Conflicting truths can also come from parts of a codebase that nominally implement the same logic. Suppose we use two separate routines to sort people by height, and the first routine orders Alice, Bob, Charlie, and Dana thus:
The second routine produces a different result:
Both results are correct, because Bob and Charlie happen to be the same height. Yet such gratuitously different results can make software misbehave. We discussed a similar issue in Traversal Order.
The ideal solution to bugs like these is to build systems that are correct by construction. Having a Single Source of Truth (SSOT) guarantees that discrepancies cannot arise. This isn’t usually hard to do, but it requires a certain mindset to even recognize the problem: Redundant code and data storage are potential bug nests.
Never go to sea with two chronometers; take one or three.
—via Fred Brooks, The Mythical Man Month
“Overharvesting”
This may sound obvious, but another critical step toward eradicating bugs is to find and fix them. This doesn’t always happen, mainly because of perceived trade-offs.
Whether to prioritize bug fixes (or other quality measures) over other work is a business decision: The upside of a new feature may outweigh the perceived potential cost of quality issues. However, decision makers often mistakenly think bugs are stand-alone things. That’s like assuming the cockroach you just saw skitter across the restaurant floor lives alone. Bugs live in colonies, and every one you let live is bound to spawn others.
“The only good bug is a dead bug.”
—Edward Neumeier, Starship Troopers
Question #5 on The Joel Test is: Do you fix bugs before writing new code? That’s a pretty good litmus test for distinguishing great teams from mediocre ones. If we really want to end bugs, it’s not enough to “harvest” the obvious, urgent problems. We have to overharvest if we’re to avoid their insidious second-order effects; essentially, to stop them from multiplying.
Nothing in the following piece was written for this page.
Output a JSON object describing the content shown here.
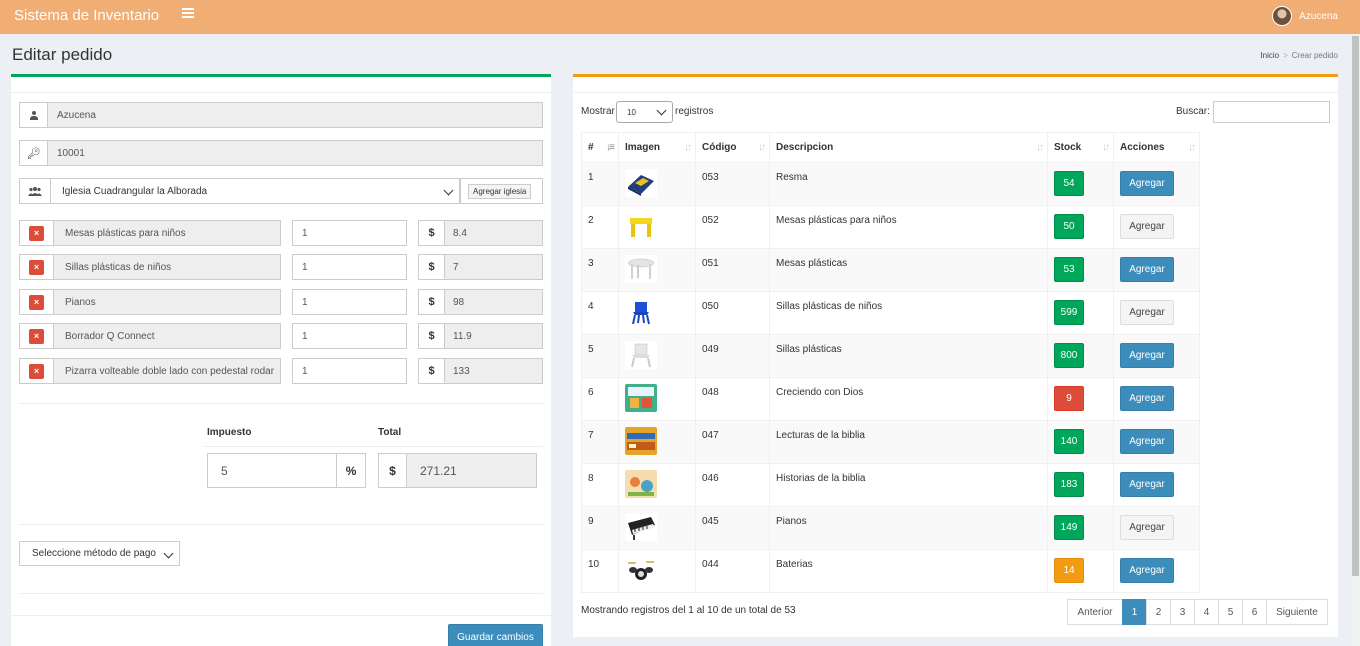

Eliminating bugs entirely is an ambitious goal, but may be achievable. The first step is to recognize their real cost to both individual initiatives and the world at large, which is frankly staggering. The second step is to destroy (or at least stop constructing) places for bugs to hide; mainly by identifying and protecting SSOTs, and otherwise prioritizing code that is correct by construction. The third step is to hunt and kill them without ruth or delay. Finally, we must prioritize quality in sales and marketing. Customers demand lots of different things, from product features to favorable contract terms to white glove treatment from account managers; but collectively, as an industry, we have to make quality the focus of our shared conversation.